Après la reprise de Lehman Brothers Europe, Nomura sort les griffes
La chute d’une des plus célèbres institutions de Wall Street aura fait les affaires de certains. En reprenant les activités asiatiques puis européennes de Lehman Brothers en 2008, la banque d'affaires japonaise change de dimension. Quelles sont les véritables ambitions de ce challenger qui grimpe dans les leagues tables ?
Le lundi 15 septembre 2008, c’est la douche froide et l’incompréhension au siège parisien de Lehman Brothers, au 7, place d’Iéna, dans le 16e arrondissement. La holding américaine vient de faire faillite. Très vite, les banquiers stars de la filiale française sont livrés à eux-même. Dans la semaine, Barclays négocie la reprise des activités nord-américaines de Lehman Brothers. Dès le samedi, un call est organisé avec l’ensemble des patrons Europe de la banque US pour décider de son sort quant à son éventuel repreneur. |
À l’issue du vote, la banque Nomura remporte la majorité des voix.

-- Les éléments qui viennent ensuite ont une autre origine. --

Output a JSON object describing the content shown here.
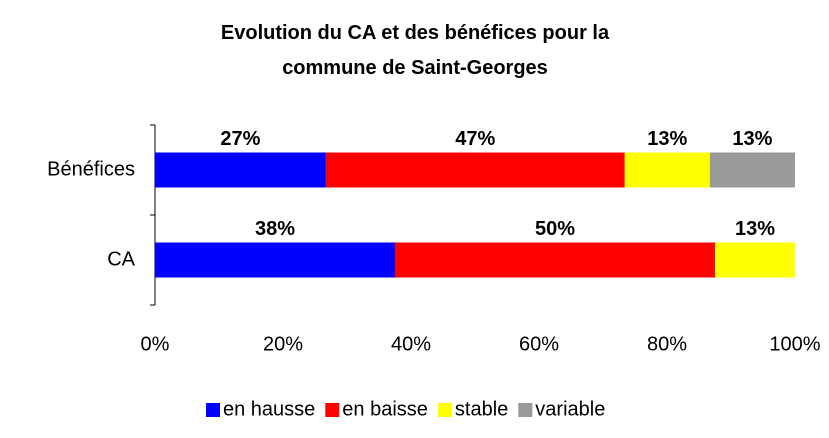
{
  "chart_data": {
    "type": "stacked-bar-horizontal",
    "title": "Evolution du CA et des bénéfices pour la commune de Saint-Georges",
    "categories": [
      "Bénéfices",
      "CA"
    ],
    "series": [
      {
        "name": "en hausse",
        "color": "#0000ff",
        "values": [
          26.7,
          37.5
        ],
        "value_labels": [
          "27%",
          "38%"
        ]
      },
      {
        "name": "en baisse",
        "color": "#ff0000",
        "values": [
          46.7,
          50
        ],
        "value_labels": [
          "47%",
          "50%"
        ]
      },
      {
        "name": "stable",
        "color": "#ffff00",
        "values": [
          13.3,
          12.5
        ],
        "value_labels": [
          "13%",
          "13%"
        ]
      },
      {
        "name": "variable",
        "color": "#999999",
        "values": [
          13.3,
          null
        ],
        "value_labels": [
          "13%",
          null
        ]
      }
    ],
    "xlim": [
      0,
      100
    ],
    "xticks": [
      {
        "value": 0,
        "label": "0%"
      },
      {
        "value": 20,
        "label": "20%"
      },
      {
        "value": 40,
        "label": "40%"
      },
      {
        "value": 60,
        "label": "60%"
      },
      {
        "value": 80,
        "label": "80%"
      },
      {
        "value": 100,
        "label": "100%"
      }
    ],
    "grid": false,
    "legend": "bottom"
  }
}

Ô surprise, tout comme la chute de Lehman Brothers n’était envisageable quelques jours plus tôt, le fait que la discrète Japonaise emporte la partie Europe et Asie de l’éminente banque d’affaires en a étonné plus d’un.
Il est vrai que la banque nippone était peu implantée sur le Vieux Continent. À Paris, la succursale ne disposait que d’une activité dédiée à la vente d’actions asiatiques ainsi que d’une boutique M&A spécialisée dans les opérations transfrontalières avec le Japon.
Garder les meilleurs "Lehmanites"
Avec la reprise de Lehman Brothers Europe, Nomura a su tirer avantage du dépeçage organisé de la banque d’affaires américaine. Pour la partie française, l’opération se concrétise le 7 Janvier 2009 après l’intervention de l’administrateur judiciaire Alain Bachelot. Le deal est conclu pour une somme symbolique.
Avec cette opération, Banque Nomura France (BNF), la filiale française de la banque nippone, se diversifie dans trois métiers supplémentaires et ajoute les activités de banque d'investissement, de courtage et de recherche à son offre de services.
Jérôme Calvet, codirecteur de Nomura France et responsable du pôle banque d’investissement, précise que le positionnement de son établissement « est celui d’un challenger à vocation de leader dans chacune de [ses] spécialités ».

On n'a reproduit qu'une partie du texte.